The world has changed its cadence. Before the turn of the millennium, business processes and systems used to run at a linear, sequential pace within more circumscribed and defined parameters. But we have progressed. As the compound effects of the cloud, mobile ubiquity and web-scale intelligent networks have coalesced, we now operate at a more connected, concurrent, multi-dimensional pace—and that change impacts the way we both use and build software.
Software application developers (dev) in both eras have traditionally worked alongside their operations (ops) counterparts–system administrators, database administrators and other core systems management staff. The dev team needs the ops team to keep their applications well served with network resources, to apply updates, and to carry out all forms of essential maintenance and reporting.
Equally, the ops team has always needed the dev team to provide it with its reason for being, but in a communicative and collaborative way, so ops can be more than just the “gas pump” that supplies the fuel for enterprise applications.
They may have tangoed periodically, but their approaches were not aligned. The dev team would often just “throw applications over the wall” once they were ready to exist in live production environments and expect the ops team to deal with the day-to-day challenges that presented themselves. The ops team would then provision as many resources as it could, but often fail to comprehensively communicate system status to the dev team either before, during, or after deployment.
Enter DevOps
Today, both functions can come together to deliver and more rapidly iterate apps inside continuous integration/continuous deployment (CI/CD) pipelines. This offers real functionality and robustness for mission-critical enterprises. But what defines DevOps today and how does an enterprise go about building an effective DevOps team? An organisation’s first task is to understand that DevOps is not simply a software development methodology. DevOps is a wider notion of combined cultural philosophies, practices, and tools that increase an organisation’s ability to deliver applications and services at a high velocity.
A cultural shift
Developing the culture and implementing the tools to create a DevOps or DevSecOps (with the security team as a third essential function) is rarely a plug-and-play overnight task. Separate dev and ops functions typically have ingrained ways of working that take time to define, deduplicate, delineate and eventually fuse.
This means making sure that all functions have access to the same levels of measurement, provisioning and reporting technologies from the outset. While it would normally only be the project leaders among the dev team that would talk to end-users to gather requirements, the ops team should be privy to those base-level parameters from the start.
Giving all teams the same visibility into application and data health with a custom-built DevOps assessment dashboard is a key step. Using a dedicated DevOps platform, everyone can be driven to adhere to a multi-factor development process and engineer to the same security compliance standards.
This approach can also help businesses mitigate the security challenges associated with digital transformation. The Dell Technologies 2020 Digital Transformation Index (DT Index) found that the COVID-19 pandemic catalysed digital transformation across the globe. But continuous digital transformation is not easy with most businesses facing entrenched barriers to transformation, particularly data privacy and cybersecurity issues.
The 2020 DT Index highlighted the “information overload” difficulties organisations face, leaving them “unable to extract insights from data,” while attempting to roll out broader remote-working capabilities. DevOps serves as a control mechanism as businesses continue to transform services and consumption models. But there is still work to do. According to the Dell DT Index, just 53% of organisations in the Asia Pacific & Japan (APJ) region are practicing DevSecOps to champion a “security-as-code” culture. Only 37% in both Singapore and APJ are using DevOps as a route to practicing CI/CD.
Speed, security, and substance
Where outsourcing sought to split work apart into various components to create a wider billing structure, the natural by-product of this approach was disconnected workflows and a lack of collaborative drive.
DevOps counters this and allows us to drive toward building agile, hyper-performing models where constant adjustments can be made to technology for changing use cases and markets. Crucially here, DevOps also allows us to validate areas that were never given substance in the past. We can now look at how we code, what quality management controls we have in place, what layers of security fabric our applications and data are exposed to, and what overall productivity measures are being placed over the now-combined forces of the DevOps team.

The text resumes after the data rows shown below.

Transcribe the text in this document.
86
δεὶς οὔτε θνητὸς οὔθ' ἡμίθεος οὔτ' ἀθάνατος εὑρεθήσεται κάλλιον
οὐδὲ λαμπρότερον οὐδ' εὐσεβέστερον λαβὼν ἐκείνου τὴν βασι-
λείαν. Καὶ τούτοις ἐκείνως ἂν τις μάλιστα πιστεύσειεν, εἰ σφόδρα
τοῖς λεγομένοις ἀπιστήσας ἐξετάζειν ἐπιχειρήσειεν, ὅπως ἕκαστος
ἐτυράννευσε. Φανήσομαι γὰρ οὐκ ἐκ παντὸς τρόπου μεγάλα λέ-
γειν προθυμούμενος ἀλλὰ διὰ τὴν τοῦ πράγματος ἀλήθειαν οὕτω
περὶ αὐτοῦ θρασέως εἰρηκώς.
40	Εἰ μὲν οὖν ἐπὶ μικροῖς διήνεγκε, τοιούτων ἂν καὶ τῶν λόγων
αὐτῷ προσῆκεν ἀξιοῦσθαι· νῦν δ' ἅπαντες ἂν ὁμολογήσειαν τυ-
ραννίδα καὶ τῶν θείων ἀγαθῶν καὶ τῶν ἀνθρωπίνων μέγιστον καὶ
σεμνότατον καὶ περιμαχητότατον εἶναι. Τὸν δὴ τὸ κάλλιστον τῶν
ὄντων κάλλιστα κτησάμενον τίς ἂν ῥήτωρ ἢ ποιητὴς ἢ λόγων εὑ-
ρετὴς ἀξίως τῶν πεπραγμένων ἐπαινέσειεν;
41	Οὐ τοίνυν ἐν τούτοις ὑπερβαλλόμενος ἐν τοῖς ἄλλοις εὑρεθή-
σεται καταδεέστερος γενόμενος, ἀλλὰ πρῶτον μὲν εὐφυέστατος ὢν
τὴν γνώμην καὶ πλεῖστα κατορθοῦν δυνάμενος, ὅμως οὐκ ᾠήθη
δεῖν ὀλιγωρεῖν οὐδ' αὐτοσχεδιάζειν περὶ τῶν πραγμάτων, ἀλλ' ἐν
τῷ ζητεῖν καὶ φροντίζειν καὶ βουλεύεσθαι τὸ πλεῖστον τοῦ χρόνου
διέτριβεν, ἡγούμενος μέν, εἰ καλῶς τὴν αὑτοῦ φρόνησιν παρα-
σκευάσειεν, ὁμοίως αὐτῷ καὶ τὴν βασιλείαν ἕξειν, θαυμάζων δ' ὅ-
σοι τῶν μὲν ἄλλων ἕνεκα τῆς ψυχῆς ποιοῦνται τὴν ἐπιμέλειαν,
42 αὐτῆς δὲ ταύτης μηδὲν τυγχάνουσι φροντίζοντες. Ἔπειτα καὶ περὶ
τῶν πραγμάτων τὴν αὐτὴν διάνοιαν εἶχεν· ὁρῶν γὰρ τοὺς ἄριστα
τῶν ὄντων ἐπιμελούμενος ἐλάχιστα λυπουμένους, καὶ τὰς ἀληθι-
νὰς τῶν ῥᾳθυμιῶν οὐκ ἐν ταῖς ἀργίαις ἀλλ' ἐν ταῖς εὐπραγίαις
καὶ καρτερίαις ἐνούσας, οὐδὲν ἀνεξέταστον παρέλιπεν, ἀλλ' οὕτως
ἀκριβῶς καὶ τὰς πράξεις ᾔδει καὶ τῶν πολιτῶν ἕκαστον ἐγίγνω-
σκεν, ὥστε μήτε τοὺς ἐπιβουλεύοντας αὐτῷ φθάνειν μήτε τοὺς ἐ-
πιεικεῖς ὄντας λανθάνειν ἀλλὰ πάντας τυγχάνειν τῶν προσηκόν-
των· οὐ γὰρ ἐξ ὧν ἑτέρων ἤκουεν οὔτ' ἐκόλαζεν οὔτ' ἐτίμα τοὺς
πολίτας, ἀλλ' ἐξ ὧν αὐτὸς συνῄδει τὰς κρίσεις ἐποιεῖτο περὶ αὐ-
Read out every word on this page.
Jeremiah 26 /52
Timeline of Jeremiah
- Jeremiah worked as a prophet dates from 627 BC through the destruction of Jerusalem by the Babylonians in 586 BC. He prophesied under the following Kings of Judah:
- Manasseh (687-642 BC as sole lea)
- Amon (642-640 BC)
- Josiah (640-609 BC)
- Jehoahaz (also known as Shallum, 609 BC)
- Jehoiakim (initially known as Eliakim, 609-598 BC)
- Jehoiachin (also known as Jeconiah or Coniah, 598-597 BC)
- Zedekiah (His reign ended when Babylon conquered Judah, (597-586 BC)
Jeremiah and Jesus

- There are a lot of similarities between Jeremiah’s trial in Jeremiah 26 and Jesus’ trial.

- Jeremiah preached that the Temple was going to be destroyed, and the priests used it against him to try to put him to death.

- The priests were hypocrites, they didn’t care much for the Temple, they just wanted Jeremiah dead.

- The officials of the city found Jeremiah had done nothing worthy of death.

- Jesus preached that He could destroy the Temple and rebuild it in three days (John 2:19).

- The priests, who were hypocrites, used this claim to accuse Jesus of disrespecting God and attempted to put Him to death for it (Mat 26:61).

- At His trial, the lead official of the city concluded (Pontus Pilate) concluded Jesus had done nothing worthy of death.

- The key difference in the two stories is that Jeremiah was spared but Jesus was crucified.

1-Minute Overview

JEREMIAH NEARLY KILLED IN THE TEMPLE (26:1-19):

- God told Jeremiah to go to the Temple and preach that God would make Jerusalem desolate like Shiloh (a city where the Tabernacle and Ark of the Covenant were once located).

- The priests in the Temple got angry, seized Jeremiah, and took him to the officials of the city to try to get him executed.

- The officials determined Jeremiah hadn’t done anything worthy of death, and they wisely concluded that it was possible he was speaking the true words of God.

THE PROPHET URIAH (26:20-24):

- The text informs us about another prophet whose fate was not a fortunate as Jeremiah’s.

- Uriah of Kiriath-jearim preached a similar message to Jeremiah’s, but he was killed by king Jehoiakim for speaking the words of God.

DevOps also changes the way people work. Using a formalised DevOps platform gives teams greater accountability for the products they help to develop—and, therefore, satisfaction in their work. This accountability enables more expansive, comprehensive security controls, infrastructure security, security of plug-in modules, and security of as-yet-unknown information channels when they arise. By passing code through stringent validation controls, we can standardise confidence in the IT stack and pave the way to robust scalability.
DevOps as a platform for innovation
As a business progresses its DevOps practice, it can look to widen DevOps training throughout its technology department, as well as the commercial functions that depend upon it. Only then can it introduce new capabilities and use DevOps as a platform for deeper and wider innovation.
Of course, this needs to be done with daily operations and commerce channels in live production. As such, each stage will need to be properly planned for, with risks mitigated. But the payoffs are worth it. DevOps is an increasingly established work practice that has brought greater collaborative efficiency, more robust and effective software delivery, and, ultimately, improved business profitability.